Через час королевский камергер влетел на скромное подворье Бутяты в роскошной карете, сопровождаемый эскортом гусар.
— Ваша ясновельможная светлость! Простите наших глупых рейтар! Что можно взять с вояк-грубиянов, — золоченой пчелой вился камергер вокруг дородного боярина, с трудом вылезавшего из подвала. Дело в том, что Борис Петрович обнаружил в своей темнице бочки того самого доброго токая, о которых говорил хозяин. В одной из бочек был краник, и оттуда текло ароматное вино. Не только Борис Петрович, но и водкобоязливый князь Дмитрий, запертые в темнице, успели за ночь изрядно приложиться и, к удивлению фон Витцума, совсем не казались расстроенными своим арестом.
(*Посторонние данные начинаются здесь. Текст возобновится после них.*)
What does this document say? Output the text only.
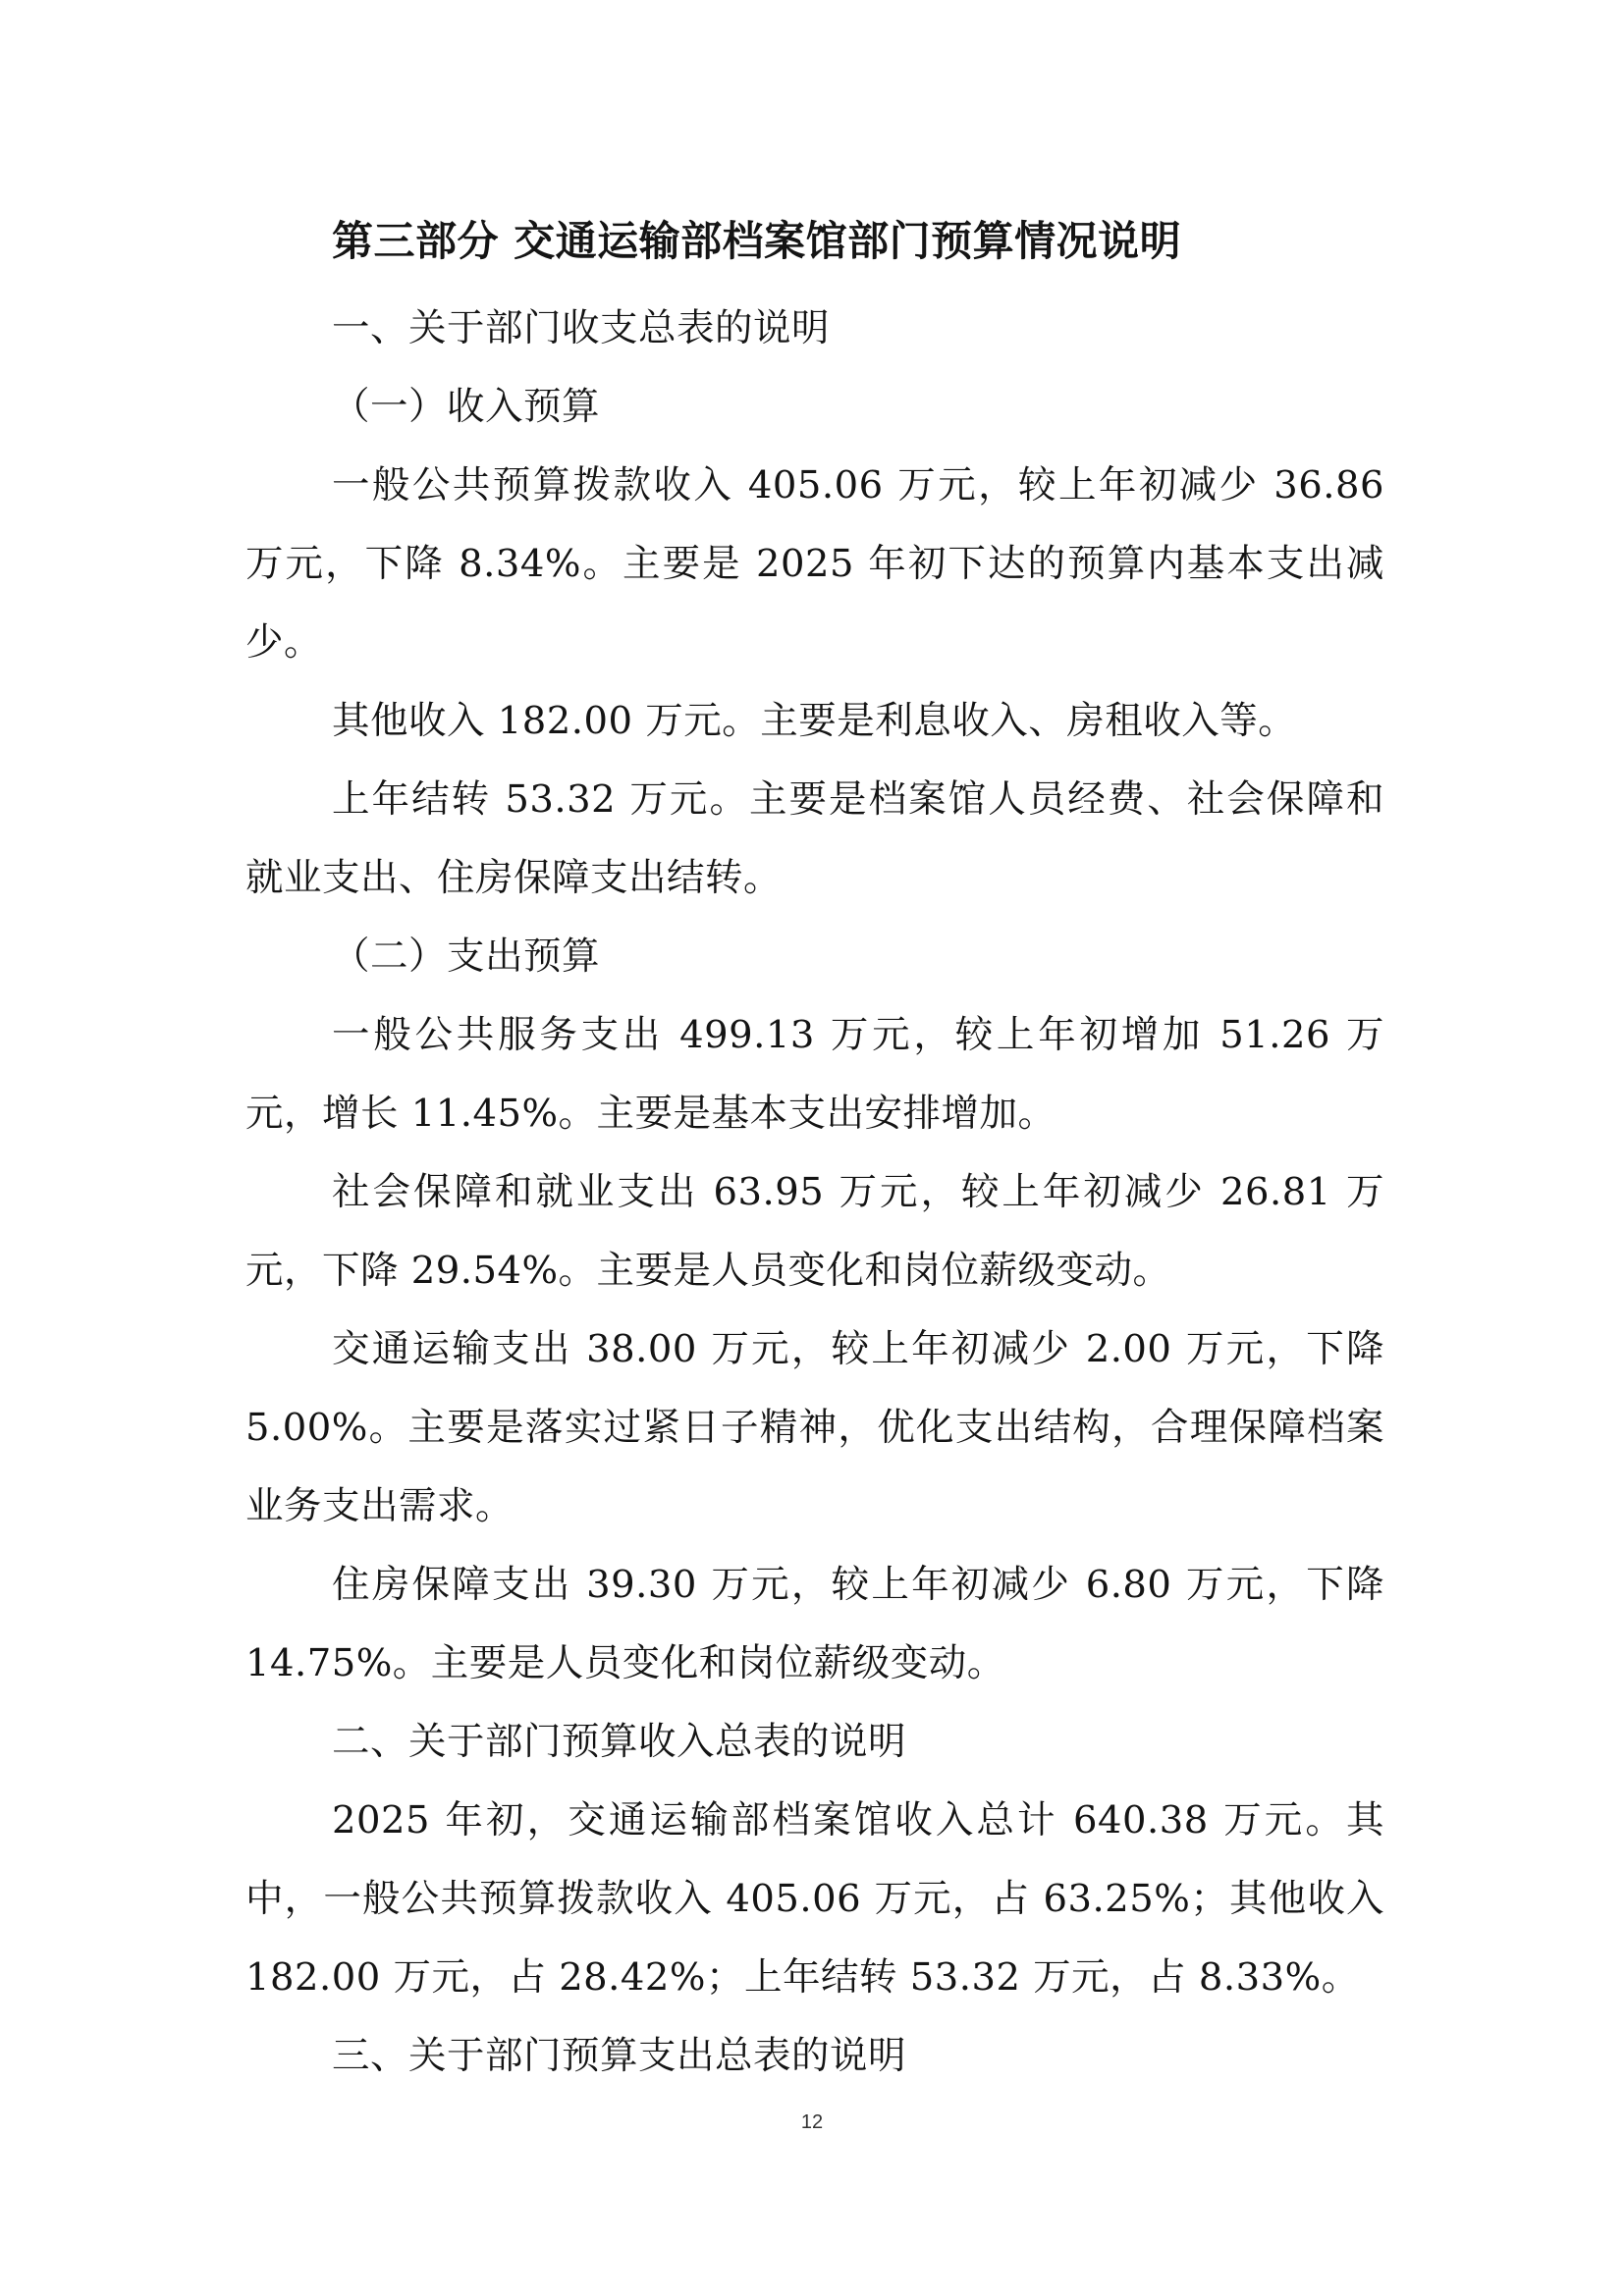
第三部分 交通运输部档案馆部门预算情况说明

一、关于部门收支总表的说明

（一）收入预算

一般公共预算拨款收入 405.06 万元，较上年初减少 36.86 万元，下降 8.34%。主要是 2025 年初下达的预算内基本支出减少。

其他收入 182.00 万元。主要是利息收入、房租收入等。

上年结转 53.32 万元。主要是档案馆人员经费、社会保障和就业支出、住房保障支出结转。

（二）支出预算

一般公共服务支出 499.13 万元，较上年初增加 51.26 万元，增长 11.45%。主要是基本支出安排增加。

社会保障和就业支出 63.95 万元，较上年初减少 26.81 万元，下降 29.54%。主要是人员变化和岗位薪级变动。

交通运输支出 38.00 万元，较上年初减少 2.00 万元，下降 5.00%。主要是落实过紧日子精神，优化支出结构，合理保障档案业务支出需求。

住房保障支出 39.30 万元，较上年初减少 6.80 万元，下降 14.75%。主要是人员变化和岗位薪级变动。

二、关于部门预算收入总表的说明

2025 年初，交通运输部档案馆收入总计 640.38 万元。其中，一般公共预算拨款收入 405.06 万元，占 63.25%；其他收入 182.00 万元，占 28.42%；上年结转 53.32 万元，占 8.33%。

三、关于部门预算支出总表的说明

12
«Настоящий дипломат: и виду не показывает своего недовольства!» — с уважением подумал фон Витцум о русском боярине и тут же сообщил Борису Петровичу, что его повелитель рад будет видеть полководца, взявшего Кази-Кермень, в своем краковском замке. Борис Петрович с благодарностью склонил голову — он беспокоился только о встрече со своей спасительницей Кристиночкой и о царских мехах.
Свидание Бориса Петровича с прекрасной пани Кристиной состоялось в тот же день.
В удобной венской коляске, предоставленной все тем же неугомонным фон Витцумом, Шереметев подкатил к особняку на Арсенальной и велел вышедшему дворецкому доложить о себе пани. Однако вместо Кристиночки вышел толстый и важный пан с седыми усами, сам гетман Замойский.
— Я все уже знаю о вас от своей жены, пан воевода. Какое безобразие! Эти проклятые саксы ведут себя в Речи Посполитой словно они у себя дома в Саксонии!
По словам Замойского Борис Петрович сразу заключил, что все симпатии гетмана на стороне французской партии, и решил вести себя осторожно с этим старым лисом.
— Как жаль, что царь Петр поддержал дебошана Августа. Поверьте моему опыту, этот круль принесет еще много горя Польше и России. Ведь и он, и его советник, попрыгун Витцум, оба они без царя в голове! — болтал старый пан.
— Ну, зачем же ты так резко, Ян, говоришь об этом весельчаке фон Витцуме. Ведь он, в конце концов, сразу освободил по моей просьбе нашего московского гостя. — Пани Кристина появилась в дверях во всем парижском блеске: в цветном шелковом платье, высоком парике, с кокетливой мушкой на щедро нарумяненном лице.
«Да, это совсем не та Кристиночка, которую десять лет назад я навещал по ночам…» — подумал Борис Петрович, склоняясь и целуя белоснежную руку знатной пани. Только вот глаза, карие, смеющиеся глаза блестели по-прежнему весело и озорно.
За столом, накрытым в зальчике, отделанном по самой последней моде (пани Кристина через принца Конти была принята ко двору самого Людовика XIV и нагляделась на версальские покои и обычаи), речь шла о войне с турком. Борис Петрович в какой раз повторял свой рассказ о взятии Кази-Керменя, а старый пан вспоминал, как он бился в рядах золотых гусар Собесского под Веной.
— Да, король Ян был великий полководец! После виктории под Веной турки уже не страшны Европе! — заключил Замойский свои воспоминания.
— К тому же он был и великим государственным мужем. Я ведь вел с ним переговоры о вечном мире между Россией и Польшей и ведаю мудрость этого государя, — поддержал Шереметев.